Baku Hashimoto

情報設計

コンテンツパイプライン

ページの「本体」は Markdown のソースコードではなく、HTML の AST(抽象構文木)。

現在は Nuxt MDC の MDCRoot を AST フォーマットとして使っているけれど、ここは差し替え可能な設計になっている。unified エコシステムを使えば、Markdown に限らず HTML にパース可能な任意の軽量マークアップ言語をサポートできる。

サーバーが保持するのは {source: string, body: AST, ...metadata} の組。AST の生成はクライアントサイドで行う。

この設計がもたらすもの:

  • Copy as Markdown: AST → Markdown の逆変換
  • PDF エクスポート: permanent ページの永続的な文書化
  • カスタムパーサー: ユーザーが独自の記法を持ち込める

識別子の3層構造

ページには3種類の識別子がある。それぞれ異なる文脈で使う。

識別子用途
pathローカルのファイルパス。空白や記号をそのまま含むArticles/100% User Supported
uriURL として使える形式。空白→_、制御文字→エスケープArticles/100%25_User_Supported
slugDB 検索用の正規化キー。uri.toLowerCase()articles/100%25_user_supported

変換は path → uri → slug の一方向。逆変換は uri → path_ → 半角スペース)のみ可能。

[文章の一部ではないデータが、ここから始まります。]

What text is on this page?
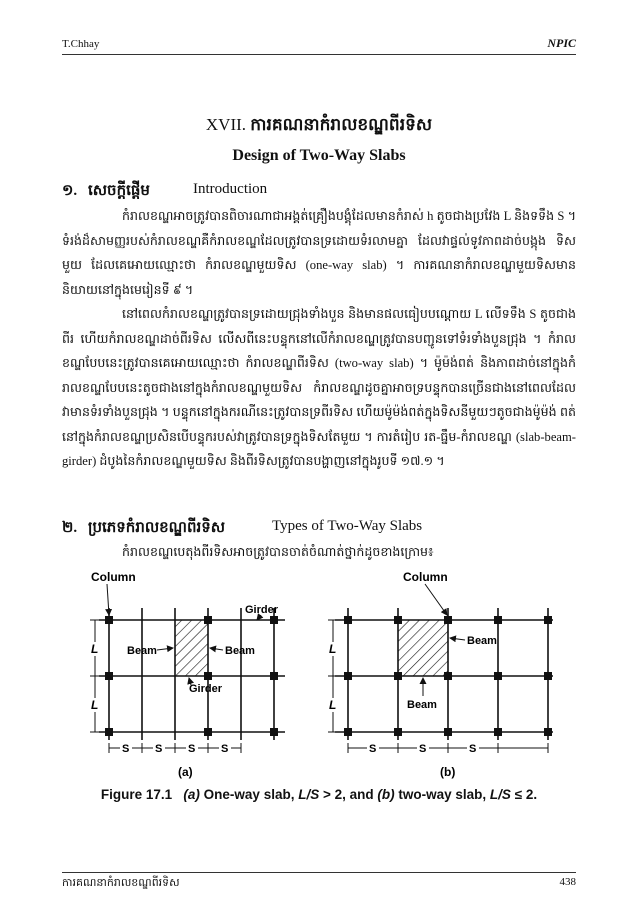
T.Chhay	NPIC
XVII. ការគណនាកំរាលខណ្ឌពីរទិស
Design of Two-Way Slabs
១. សេចក្តីផ្តើម	Introduction

កំរាលខណ្ឌអាចត្រូវបានពិចារណាជាអង្គត់គ្រឿងបង្គុំដែលមានកំរាស់ h តូចជាងប្រវែង L និងទទឹង S ។ ទំរង់ដ៏សាមញ្ញរបស់កំរាលខណ្ឌគឺកំរាលខណ្ឌដែលត្រូវបានទ្រដោយទំរលាមគ្នា ដែលវាផ្ទល់ទូវភាពដាច់បង្កុង ទិសមួយ ដែលគេអោយឈ្មោះថា កំរាលខណ្ឌមួយទិស (one-way slab) ។ ការគណនាកំរាលខណ្ឌមួយទិសមាន និយាយនៅក្នុងមេរៀនទី ៩ ។

នៅពេលកំរាលខណ្ឌត្រូវបានទ្រដោយជ្រុងទាំងបួន និងមានផលធៀបបណ្តោយ L លើទទឹង S តូចជាង ពីរ ហើយកំរាលខណ្ឌដាច់ពីរទិស លើសពីនេះបន្ទុកនៅលើកំរាលខណ្ឌត្រូវបានបញ្ជូនទៅទំរទាំងបួនជ្រុង ។ កំរាល ខណ្ឌបែបនេះត្រូវបានគេអោយឈ្មោះថា កំរាលខណ្ឌពីរទិស (two-way slab) ។ ម៉ូម៉ង់ពត់ និងភាពដាច់នៅក្នុងកំ រាលខណ្ឌបែបនេះតូចជាងនៅក្នុងកំរាលខណ្ឌមួយទិស កំរាលខណ្ឌដូចគ្នាអាចទ្របន្ទុកបានច្រើនជាងនៅពេលដែល វាមានទំរទាំងបួនជ្រុង ។ បន្ទុកនៅក្នុងករណីនេះត្រូវបានទ្រពីរទិស ហើយម៉ូម៉ង់ពត់ក្នុងទិសនីមួយៗតូចជាងម៉ូម៉ង់ ពត់នៅក្នុងកំរាលខណ្ឌប្រសិនបើបន្ទុករបស់វាត្រូវបានទ្រក្នុងទិសតែមួយ ។ ការតំរៀប រត-ធ្នឹម-កំរាលខណ្ឌ (slab-beam-girder) ដំបូងនៃកំរាលខណ្ឌមួយទិស និងពីរទិសត្រូវបានបង្ហាញនៅក្នុងរូបទី ១៧.១ ។

២. ប្រភេទកំរាលខណ្ឌពីរទិស	Types of Two-Way Slabs

កំរាលខណ្ឌបេតុងពីរទិសអាចត្រូវបានចាត់ចំណាត់ថ្នាក់ដូចខាងក្រោម៖

Column
Girder
Beam	Beam
Girder
L
L
S S S S
(a)
Column
Beam
Beam
L
L
S	S	S
(b)
Figure 17.1 (a) One-way slab, L/S > 2, and (b) two-way slab, L/S ≤ 2.
ការគណនាកំរាលខណ្ឌពីរទិស	438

slug が重複するページは作成できない。ローカルで衝突が起きた場合、後から検知された方はリネームされるまでリモートに同期されない。

関連コード:

  • utils/normalizeIdentifiers.ts — 識別子の変換
  • sanitizeTitleToPath — パスのサニタイズ
  • normalizeToSlug — slug の正規化

リンクとバックリンク

ページ同士の関連性はリンクで表現する。種類は2つ。

  • Tag linkA is B): frontmatter の tags で指定。所属・包摂・共通性
  • Body linkA refers to B): 本文中のハイパーリンク。言及・参照

Tag link のほうが強い関連性を示す。

バックリンク

A → B のリンクがあるとき、B のページに「関連ページ」として A を自動表示する仕組み。有向グラフとしてのハイパーリンクを双方向にしている。

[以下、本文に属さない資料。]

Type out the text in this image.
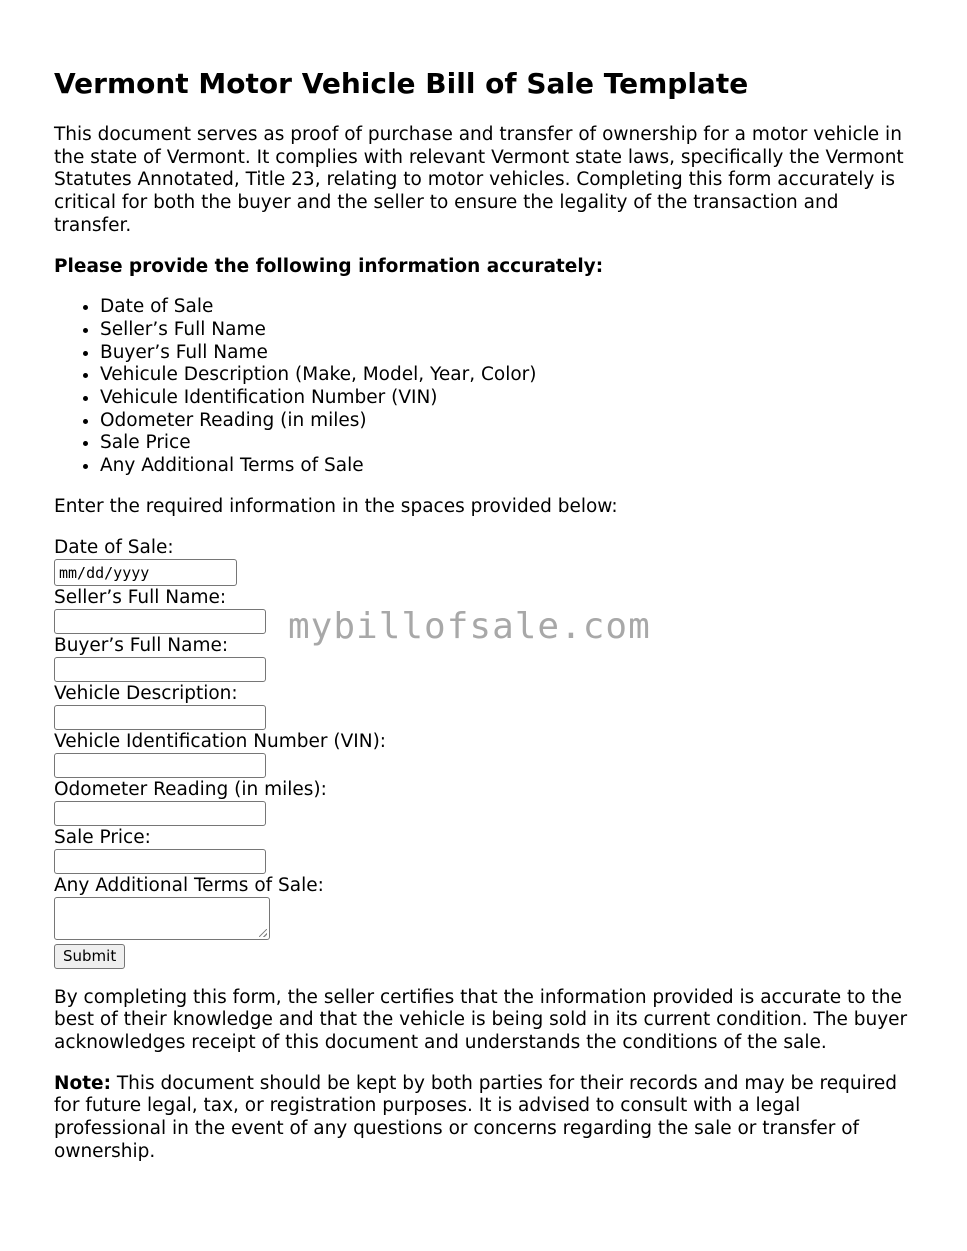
Vermont Motor Vehicle Bill of Sale Template

This document serves as proof of purchase and transfer of ownership for a motor vehicle in the state of Vermont. It complies with relevant Vermont state laws, specifically the Vermont Statutes Annotated, Title 23, relating to motor vehicles. Completing this form accurately is critical for both the buyer and the seller to ensure the legality of the transaction and transfer.

Please provide the following information accurately:

• Date of Sale
• Seller’s Full Name
• Buyer’s Full Name
• Vehicule Description (Make, Model, Year, Color)
• Vehicule Identification Number (VIN)
• Odometer Reading (in miles)
• Sale Price
• Any Additional Terms of Sale

Enter the required information in the spaces provided below:

Date of Sale:
mm/dd/yyyy
Seller’s Full Name:
Buyer’s Full Name:
Vehicle Description:
Vehicle Identification Number (VIN):
Odometer Reading (in miles):
Sale Price:
Any Additional Terms of Sale:
Submit

By completing this form, the seller certifies that the information provided is accurate to the best of their knowledge and that the vehicle is being sold in its current condition. The buyer acknowledges receipt of this document and understands the conditions of the sale.

Note: This document should be kept by both parties for their records and may be required for future legal, tax, or registration purposes. It is advised to consult with a legal professional in the event of any questions or concerns regarding the sale or transfer of ownership.

mybillofsale.com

これで従来 CMS の「カテゴリ一覧」を代替できる。「チーム」というページに、メンバーの各ページから tag link を貼って、レイアウトを grid にすれば、チームメンバー一覧ページになる。grid / table レイアウトでは body link のバックリンクが除外されるので、「チームについてはこちら!」みたいな無関係なページが混ざらない。

関連コード:

  • utils/markdown/collectOutlinksFromPage.ts — アウトリンク収集
  • types/page.tsLink{type: 'tag' | 'link', slug: string}

公開範囲(Visibility)

4段階ある。

  • public: 誰でも見える。リストに表示される
  • unlisted: URL直打ちか直リンクでのみ到達可能。リスト表示やバックリンクには現れない。「文脈を追わないとたどり着けない」状態を作る
  • protected: 認証(パスワード、OAuth 等)が必要。メンバーシップ制の限定コンテンツや有料配信(note/Substack 的な)を想定している。決済機能は未実装
  • private: 書き手だけが見える

関連コード: types/page.tsvisibilitySchema

Permanent フラグ

公開範囲とは別軸で、すべてのページが持つフラグ。永続化したいものとエフェメラルなものを分ける。

  • Permanent pagepermanent: true): 不変の URL で公開したいもの
  • Note pagepermanent: false): 個人的なメモや下書き。noindex, nofollow で検索エンジンにもインデックスされず、いつでも消せる

note page はあくまで概念上の呼び名で、frontmatter に note: true のような専用フィールドがあるわけではない。コード上でも基本的には permanent === false として扱われる。

permanent は明示的に true と書かなくても、layoutpage 以外だったり、特定のタグ(works, video 等)が付いていれば自動的に true に推定される(FrontmatterSchema の transform 参照)。